Our Flavors Page: www.fantes.com/flavors.html
Cold weather really puts me in a mood for a hot bowl of homemade soup. So as the first snowfall of the year came our way, with schools closed and the kids at home, I went for my favorite soup cookbook, Soup: A Way of Life, by Barbara Kafka.
I was planning for such an occasion, and made sure in advance that my pantry contained all the ingredients for recipes I had bookmarked.
Dry white wine
Salt and fresh ground pepper
Sliced French bread
Gruyere or Mozzarella cheese
The key to making this soup a success is properly caramelizing the onions. (I wish for a 7 quart Dutch Oven, which would be perfect for the recipe, but make do with my good 10-quart stock pot.)
I melt the butter over medium heat, then add thinly sliced onions. I use a wooden spoon to layer them evenly, then stir occasionally until they are soft and brown. After about a half hour, they are cooked to perfection.

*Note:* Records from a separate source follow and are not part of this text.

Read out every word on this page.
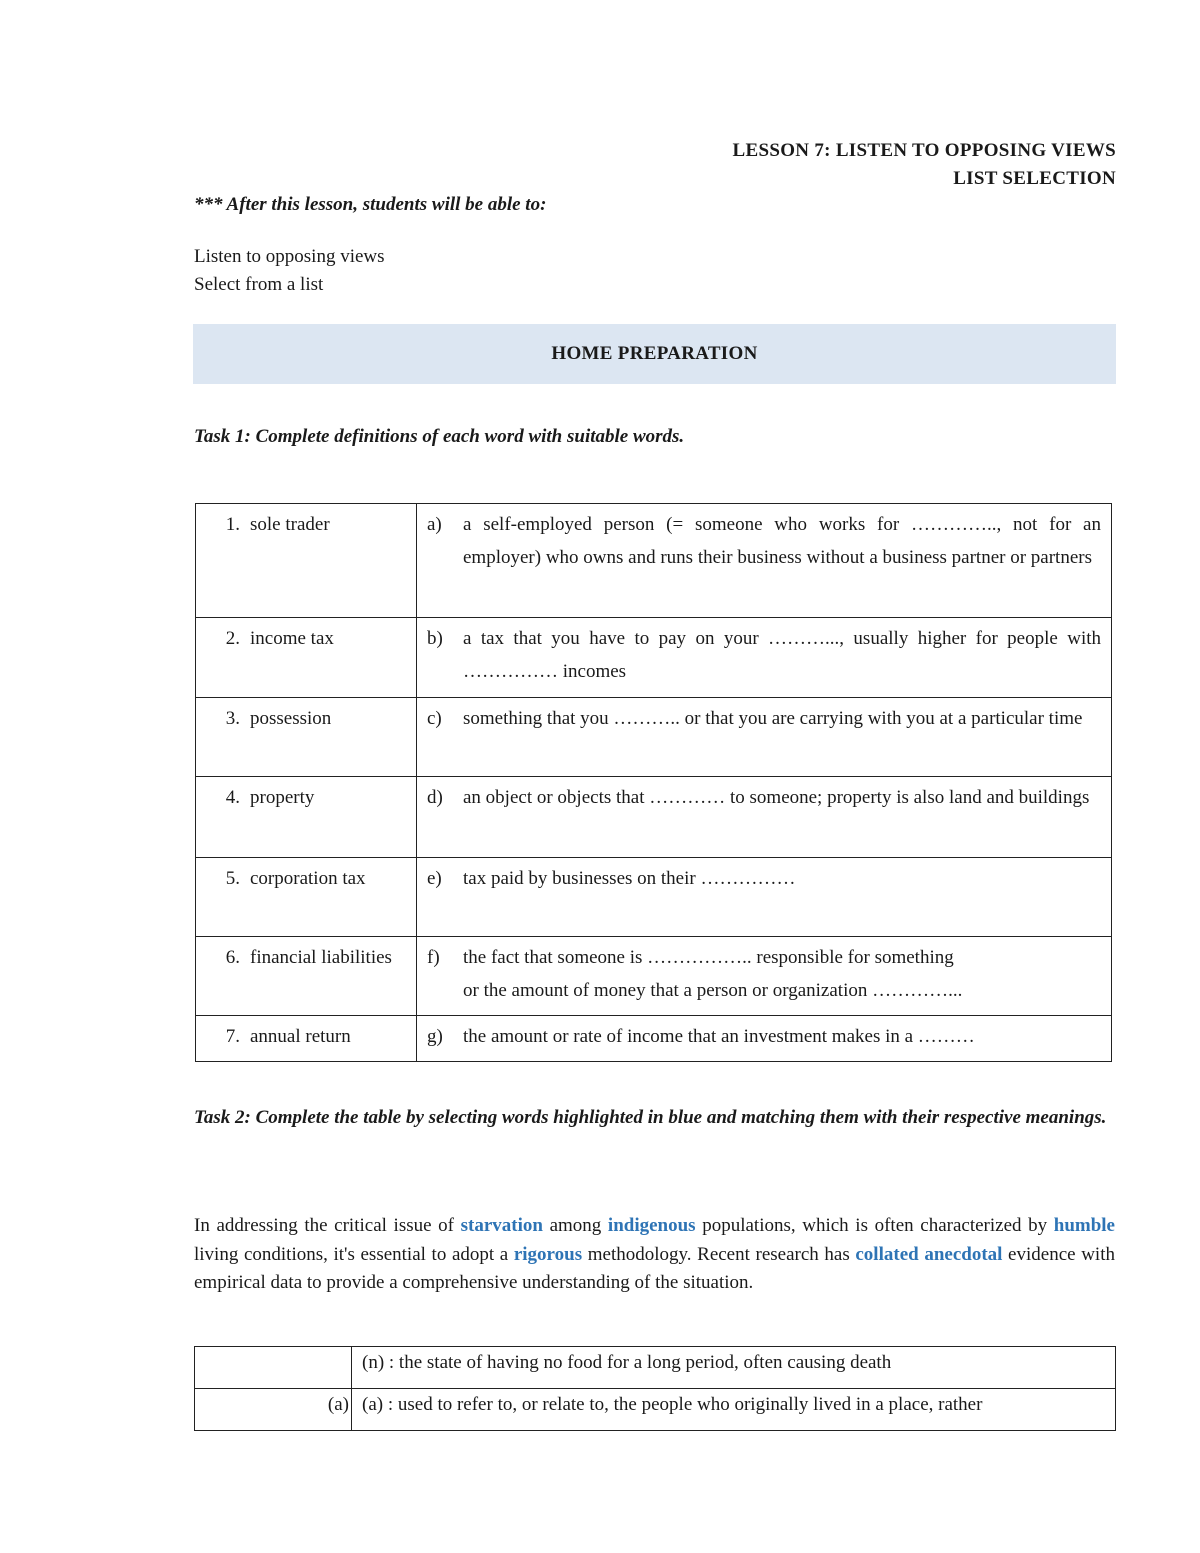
LESSON 7: LISTEN TO OPPOSING VIEWS
LIST SELECTION
*** After this lesson, students will be able to:
Listen to opposing views
Select from a list
HOME PREPARATION
Task 1: Complete definitions of each word with suitable words.
1. sole trader	a) a self-employed person (= someone who works for ………….., not for an employer) who owns and runs their business without a business partner or partners

2. income tax	b) a tax that you have to pay on your ………..., usually higher for people with …………… incomes

3. possession	c) something that you ……….. or that you are carrying with you at a particular time

4. property	d) an object or objects that ………… to someone; property is also land and buildings

5. corporation tax	e) tax paid by businesses on their ……………

6. financial liabilities	f) the fact that someone is …………….. responsible for something
or the amount of money that a person or organization …………...

7. annual return	g) the amount or rate of income that an investment makes in a ………
Task 2: Complete the table by selecting words highlighted in blue and matching them with their respective meanings.
In addressing the critical issue of starvation among indigenous populations, which is often characterized by humble living conditions, it's essential to adopt a rigorous methodology. Recent research has collated anecdotal evidence with empirical data to provide a comprehensive understanding of the situation.
	(n) : the state of having no food for a long period, often causing death
(a)	(a) : used to refer to, or relate to, the people who originally lived in a place, rather
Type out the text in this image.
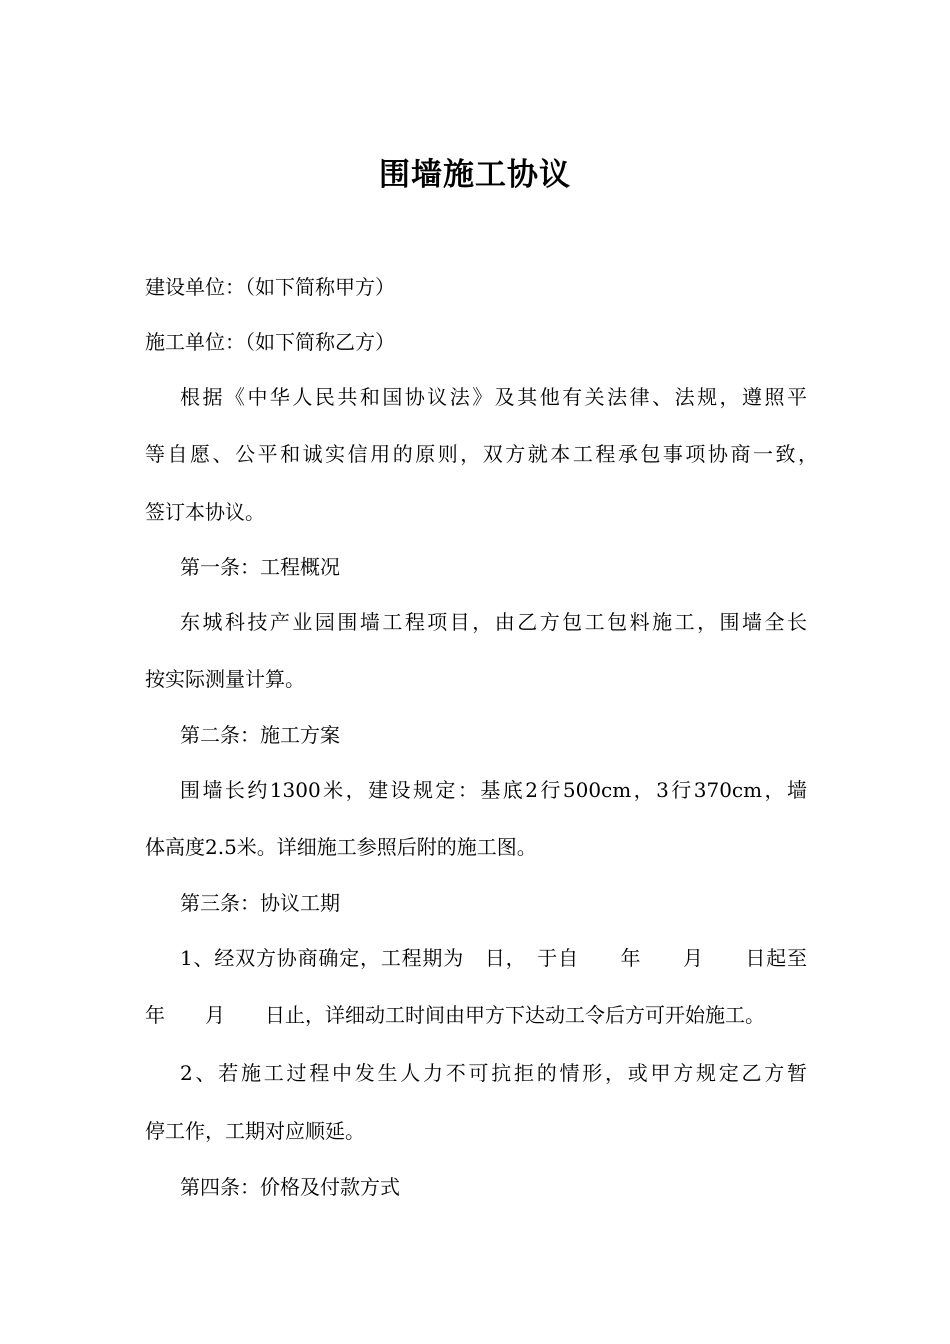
围墙施工协议
建设单位：（如下简称甲方）
施工单位：（如下简称乙方）
根据《中华人民共和国协议法》及其他有关法律、法规，遵照平
等自愿、公平和诚实信用的原则，双方就本工程承包事项协商一致，
签订本协议。
第一条：工程概况
东城科技产业园围墙工程项目，由乙方包工包料施工，围墙全长
按实际测量计算。
第二条：施工方案
围墙长约1300米，建设规定：基底2行500cm，3行370cm，墙
体高度2.5米。详细施工参照后附的施工图。
第三条：协议工期
1、经双方协商确定，工程期为　日，　于自　　年　　月　　日起至
年　　月　　日止，详细动工时间由甲方下达动工令后方可开始施工。
2、若施工过程中发生人力不可抗拒的情形，或甲方规定乙方暂
停工作，工期对应顺延。
第四条：价格及付款方式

I add the wine, and loosen a few brown bits from the bottom of the pot. When it begins to boil, I add the beef and chicken stock, salt, and freshly ground pepper. Some stirring once at a boil, then reduced heat to low and simmered for 10 minutes. That didn’t take too long.
I place slices of bread in the bottom of the onion soup bowls, fill with soup, and top with Mozzarella, as it’s the cheese that is always on hand in my kitchen. Then under broiler for a few minutes, until the cheese is melted and bubbling. What a beautiful sight!
The tasty bowls of Onion Soup don’t last long when the call for “Soup’s ready!” goes out to my husband and kids who have been romping in the new snow.
So flavorful, and so easy to make with readily available ingredients, no other soup is as warming to me as French Onion Soup. It is my recommended remedy for a cold winter day.